Antes de morrer, seu pai designou sua mãe para tai-pan. Foi feito da maneira correta, com todos os detalhes obrigatórios. Eu testemunhei. Ela é tai-pan, legalmente, e tem o poder sobre a Casa Nobre. É verdade que seu pai e sua mãe esperavam que o cargo fosse transmitido logo para você, mas ela também está certa ao dizer que uma das obrigações do tai-pan é atestar diante de Deus a integridade de seu sucessor, e também é verdade que a Casa Nobre só é dirigida por quem o tai-pan, seja homem ou mulher, decidir escolher, cabendo-lhe também determinar o momento da sucessão. Meu único conselho é o seguinte: seja sensato, engula seu orgulho, volte imediatamente, submeta-se, aceite um período de “experiência”, volte a ser um filho obediente, honrando seus ancestrais, para o bem da Casa. Obedeça à tai-pan. Seja chinês.

Malcolm Struan ficou olhando fixamente para a carta, seu futuro em ruínas, tudo mudado. Então ela é tai-pan! A mãe! Se tio Gordon assim o diz, é verdade! Ela me privou do meu direito hereditário, a mãe fez isso comigo!

Mas não é o que ela realmente queria, ao longo dos anos? Não foi ela quem sempre adulou, suplicou, conspirou, fez tudo o que era necessário, para dominar o pai, a mim, a todos nós? Suas irritantes orações familiares todos os dias, a igreja duas vezes aos domingos, nós a seguindo, quando uma única vez é mais do que suficiente. E a bebida? “A embriaguez é uma abominação”, citações da Bíblia o dia inteiro, ao ponto da insanidade, sem qualquer diversão em nossas vidas, a quaresma respeitada ao pé da letra, jejum, censuras à exuberância de Dirk Struan, que Deus o amaldiçoe, sempre dizendo como era terrível ter morrido tão jovem... nunca dizendo que ele morreu no tufão com a amante chinesa nos braços, um fato que era e ainda é o escândalo da Ásia... sempre com sermões sobre os males da carne, a fraqueza do pai, a morte de minha irmã e dos gêmeos...

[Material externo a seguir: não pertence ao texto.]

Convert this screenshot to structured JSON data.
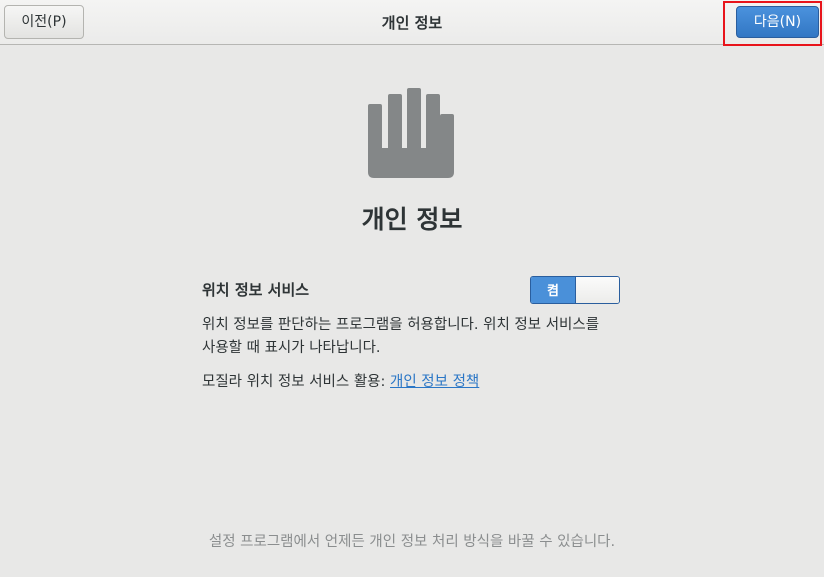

Subitamente, ele se empertigou na cadeira. Insanidade? É isso mesmo! Eu poderia interná-la num hospício? Talvez ela seja insana. Será que tio Gordon me ajudaria... Pare! Eu é que estou louco. Eu que...

— Malcolm, está na hora do almoço.

Ele levantou os olhos e se descobriu a falar com Angelique, dizendo como ela estava bonita, mas será que se importaria de ir sozinha, pois ainda havia umas poucas coisas importantes a serem decididas, cartas a escrever — não, nada que a afetasse, apenas problemas de negócios —, durante todo tempo recordando o “volte sozinho” e “submeta-se, ela é tai-pan” martelando em sua mente.

— Por favor, Angelique.

— Claro, se é isso o que você quer. Mas tem certeza de que se sente bem, meu amor? Não está com febre, não é?

Malcolm permitiu que ela pusesse a mão em sua testa, puxou-a para seu colo, beijou-a, Angelique retribuiu, soltou uma risada alegre, ajeitou o corpete, disse que voltaria depois da aula de piano, que ele não precisava se preocupar, e deveria usar um traje de noite para o retrato, garanto que vai ficar impressionado com o meu novo vestido de baile.

E depois ele voltou a ficar sozinho, com seus pensamentos, as mesmas palavras remoendo no cérebro: “volte sozinho... Ela é tai-pan.” Como a mãe ousa cancelar a encomenda dos fuzis... o que ela sabe deste mercado?

Tai-pan legalmente. Portanto, ela é quem manda. Com toda certeza, até eu completar vinte e um anos, e mesmo depois. Até que ela não seja mais. Até...

Ah, essa é a solução? Foi o que tio Gordon quis dizer ao escrever “seja chinês”? Ser chinês como? Apenas ser paciente? Como um chinês enfrentaria minha situação?

E pouco antes de mergulhar em seu sono especial, Malcolm sorriu.

Era sábado, uma tarde agradável, e uma partida de futebol fora marcada. A maior parte da colônia foi assistir, com as brigas e histeria habituais, um delírio quando um lado ou outro marcava um gol, exército contra marinha, cinqüenta homens de cada lado. O placar era exército 2 marinha 1, e o primeiro tempo ainda não terminara. As substituições e brigas eram permitidas, quase tudo era permitido, e o único objetivo era forçar a bola a passar entre as estacas do adversário.